Но с командиром, приложившим при появлении Грекова пальцы к козырьку флотской фуражки, у него все же состоялся этот разговор. Взглянув из окна рубки на одинокую фигуру у перил, командир земснаряда вздохнул со строгим выражением на еще юном румяном лице.
– Хоть и не положено, Василий Гаврилович, решений вышестоящего начальства обсуждать, но, по-моему, это неправильно, что не доверяют ему. Если не он доверие заслужил, то кто же еще? А такого механика и с дипломом не найти. Как что, так и требуем его из зоны. И сегодня бы без него ни за что эту кашу не расхлебать.
И по лицу Грекова увидев, что тот не знает, о чем речь, капитан земснаряда с удовольствием стал рассказывать, как лопнула рано утром муфта подшипника на машине и как с помощью вызванного из зоны Коптева за какие-нибудь два часа удалось предотвратить простой. Слушая капитана, Греков с сомнением смотрел на его круглощекое лицо. Если лопнула муфта подшипника на главной судовой машине, то ее никак нельзя было заменить всего за два часа. Земснаряду пришлось бы простоять по меньшей мере два дня.
– Не верите?
– Не верю, – признался Греков.
И капитан, ухватив его за рукав, поволок за собой в машинное отделение. С недоумением Греков увидел там муфту, обмотанную замасленным тряпьем.
– Конечно, – пояснил капитан, – это не капитальный ремонт, но отводной канал мы, во всяком случае, успеем размыть. Все-таки выход. Нашим механикам ни за что бы не догадаться.
Уже прощаясь с капитаном земснаряда, Греков коротко оглянулся.
– До этого он, конечно…
Капитан жестко перебил его:
– Нет, он уже знал об отказе.
Выехав на шоссе, Греков еще продолжал оглядываться на одинокую фигуру на земснаряде. Как склонилась она, перегнувшись через перила к воде, так и не шелохнется. Как будто приворожила ее к себе эта взбаламученная фрезой земснаряда под откосом донского яра вода.
Водитель, который должен был после этого отвезти Грекова домой, удивился, когда тот внезапно приказал ему у длинного кирпичного здания под шиферной крышей:
– Тормози и езжай в гараж. Я потом сам доберусь.
Начальник архива принес требуемую папку и оставил Грекова в своем кабинете с панелями, окрашенными под цвет дуба.
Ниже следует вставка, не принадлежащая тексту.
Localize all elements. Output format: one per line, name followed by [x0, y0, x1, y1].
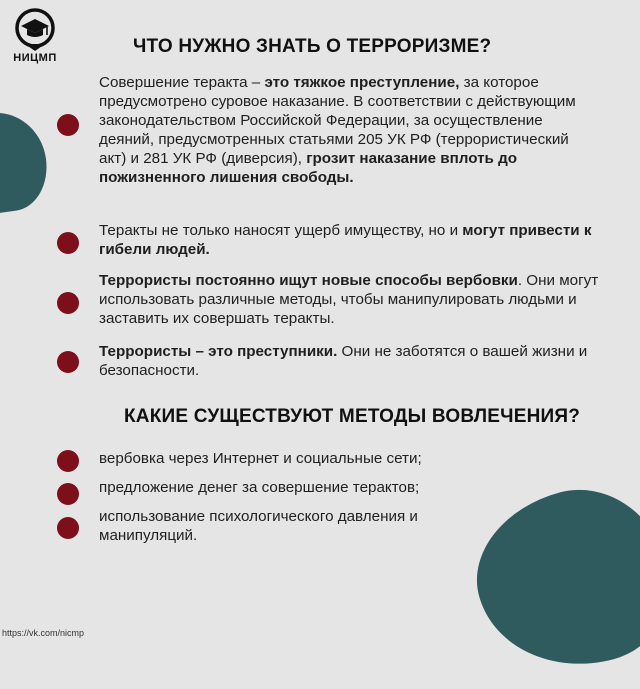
footer-url[interactable]: https://vk.com/nicmp [2, 628, 85, 638]
bullet-dot [57, 483, 79, 505]
info-item-1 [99, 73, 599, 187]
method-item-3 [99, 507, 469, 545]
decorative-blob-left [0, 107, 53, 218]
emphasis-text: Террористы постоянно ищут новые способы вербовки [99, 272, 518, 289]
body-text: предложение денег за совершение терактов; [99, 479, 420, 496]
body-text: Теракты не только наносят ущерб имуществу, но и [99, 222, 463, 239]
decorative-blob-right [459, 470, 640, 688]
logo [6, 8, 64, 68]
info-item-2 [99, 221, 599, 259]
method-item-2 [99, 478, 599, 497]
bullet-dot [57, 517, 79, 539]
bullet-dot [57, 232, 79, 254]
info-item-3 [99, 271, 599, 328]
body-text: Они не заботятся о вашей жизни и безопасности. [99, 343, 588, 379]
body-text: использование психологического давления и манипуляций. [99, 508, 418, 544]
bullet-dot [57, 292, 79, 314]
body-text: . Они могут использовать различные методы, чтобы манипулировать людьми и заставить их совершать теракты. [99, 272, 599, 327]
section-title-terrorism: ЧТО НУЖНО ЗНАТЬ О ТЕРРОРИЗМЕ? [133, 36, 492, 57]
emphasis-text: грозит наказание вплоть до пожизненного лишения свободы. [99, 150, 518, 186]
emphasis-text: это тяжкое преступление, [264, 74, 460, 91]
graduation-cap-pin-icon [13, 8, 57, 52]
method-item-1 [99, 449, 599, 468]
emphasis-text: могут привести к гибели людей. [99, 222, 592, 258]
body-text: Совершение теракта – [99, 74, 265, 91]
bullet-dot [57, 351, 79, 373]
body-text: за которое предусмотрено суровое наказание. В соответствии с действующим законодательством Российской Федерации, за осуществление деяний, предусмотренных статьями 205 УК РФ (террористический акт) и 281 УК РФ (диверсия), [99, 74, 576, 167]
body-text: вербовка через Интернет и социальные сети; [99, 450, 422, 467]
section-title-methods: КАКИЕ СУЩЕСТВУЮТ МЕТОДЫ ВОВЛЕЧЕНИЯ? [124, 406, 581, 427]
logo-text: НИЦМП [13, 52, 57, 64]
bullet-dot [57, 450, 79, 472]
info-item-4 [99, 342, 599, 380]
bullet-dot [57, 114, 79, 136]
emphasis-text: Террористы – это преступники. [99, 343, 338, 360]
От них еще исходил запах масляной краски.
Сдержанно шелестели страницы дела заключенного Дмитрия Афанасьевича Коптева. Экономный народ эти судейские работники, думал Греков, не любят изводить государственную бумагу. На восемнадцати страницах рассказана вся жизнь человека. Да, служил, отвечает и на вопрос следователя ЗК Коптев о службе в армии. Оказывается, родился в рубашке, если и Отечественную прошел и вернулся домой только с одним ранением в ногу.
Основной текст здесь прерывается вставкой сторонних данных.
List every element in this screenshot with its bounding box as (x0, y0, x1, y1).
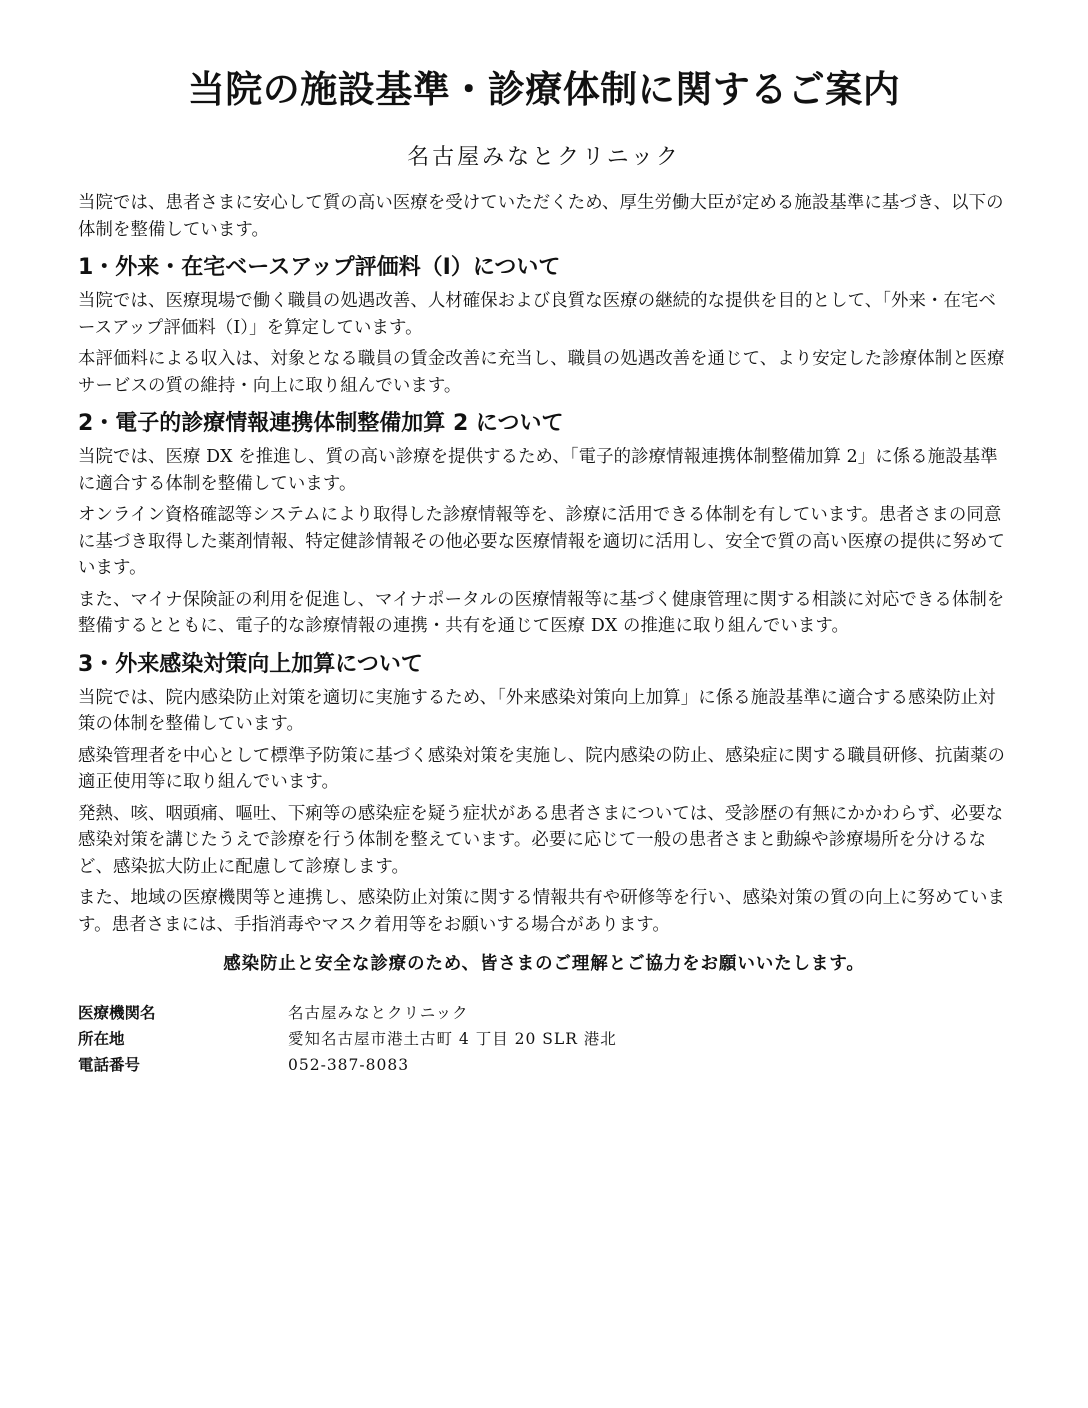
closing-message: 感染防止と安全な診療のため、皆さまのご理解とご協力をお願いいたします。 (223, 954, 865, 974)
section-paragraph: 当院では、医療 DX を推進し、質の高い診療を提供するため、「電子的診療情報連携体制整備加算 2」に係る施設基準に適合する体制を整備しています。 (78, 447, 998, 494)
section-paragraph: オンライン資格確認等システムにより取得した診療情報等を、診療に活用できる体制を有しています。患者さまの同意に基づき取得した薬剤情報、特定健診情報その他必要な医療情報を適切に活用し、安全で質の高い医療の提供に努めています。 (78, 505, 1006, 578)
info-row-address (78, 1026, 617, 1052)
info-value: 名古屋みなとクリニック (288, 1004, 469, 1022)
info-label: 医療機関名 (78, 1004, 156, 1022)
intro-paragraph: 当院では、患者さまに安心して質の高い医療を受けていただくため、厚生労働大臣が定める施設基準に基づき、以下の体制を整備しています。 (78, 193, 1004, 240)
clinic-info-table (78, 1000, 617, 1078)
section-infection-control (78, 650, 1010, 939)
info-row-name (78, 1000, 617, 1026)
section-paragraph: また、マイナ保険証の利用を促進し、マイナポータルの医療情報等に基づく健康管理に関する相談に対応できる体制を整備するとともに、電子的な診療情報の連携・共有を通じて医療 DX の推進に取り組んでいます。 (78, 589, 1005, 636)
info-row-phone (78, 1052, 617, 1078)
section-paragraph: 感染管理者を中心として標準予防策に基づく感染対策を実施し、院内感染の防止、感染症に関する職員研修、抗菌薬の適正使用等に取り組んでいます。 (78, 745, 1006, 792)
section-paragraph: また、地域の医療機関等と連携し、感染防止対策に関する情報共有や研修等を行い、感染対策の質の向上に努めています。患者さまには、手指消毒やマスク着用等をお願いする場合があります。 (78, 888, 1006, 935)
section-paragraph: 当院では、院内感染防止対策を適切に実施するため、「外来感染対策向上加算」に係る施設基準に適合する感染防止対策の体制を整備しています。 (78, 687, 996, 734)
section-heading: 3・外来感染対策向上加算について (78, 651, 423, 677)
section-paragraph: 本評価料による収入は、対象となる職員の賃金改善に充当し、職員の処遇改善を通じて、より安定した診療体制と医療サービスの質の維持・向上に取り組んでいます。 (78, 349, 1005, 396)
info-value: 愛知名古屋市港土古町 4 丁目 20 SLR 港北 (288, 1030, 617, 1048)
section-base-up-evaluation (78, 253, 1010, 399)
section-heading: 2・電子的診療情報連携体制整備加算 2 について (78, 411, 564, 436)
info-label: 所在地 (78, 1030, 125, 1048)
info-label: 電話番号 (78, 1056, 141, 1074)
page-title: 当院の施設基準・診療体制に関するご案内 (187, 68, 901, 111)
section-heading: 1・外来・在宅ベースアップ評価料（Ⅰ）について (78, 255, 561, 280)
clinic-name: 名古屋みなとクリニック (407, 145, 681, 170)
info-value: 052-387-8083 (288, 1056, 410, 1074)
section-paragraph: 発熱、咳、咽頭痛、嘔吐、下痢等の感染症を疑う症状がある患者さまについては、受診歴の有無にかかわらず、必要な感染対策を講じたうえで診療を行う体制を整えています。必要に応じて一般の患者さまと動線や診療場所を分けるなど、感染拡大防止に配慮して診療します。 (78, 803, 1004, 877)
section-paragraph: 当院では、医療現場で働く職員の処遇改善、人材確保および良質な医療の継続的な提供を目的として、「外来・在宅ベースアップ評価料（Ⅰ）」を算定しています。 (78, 291, 996, 338)
section-electronic-info-linkage (78, 409, 1010, 640)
Да, но как же после этого он мог пойти на то, о чем с неумолимой точностью свидетельствовали эти фиолетовые строчки, впечатанные в тускло-желтую бумагу: «Несмотря на упорное запирательство обвиняемого и категорическое отрицание им своей вины, народный суд на основании материалов предварительного следствия, показаний свидетелей и других прямых и косвенных улик, поименованных в протоколе, установил, что хищение социалистической колхозной собственности в количестве 3112 (трех тысяч ста двенадцати) килограммов зерна было произведено им с помощью колхозной грузовой автомашины ГАЗ-АА № PK 376-20. На основании вышеизложенного и руководствуясь статьей…»
Греков закрыл папку. Он давно уже успел выучить эту статью, которой руководствовались суды, сообразуя меру наказания с мерой подобных преступлений. И никто не вправе был бы сказать, что мера наказания, избранная теперь судом, превышала меру того преступления, которое совершил ЗК Коптев. Не на десять килограммов зерна польстился, за которые по Указу люди тоже отсиживали большие сроки.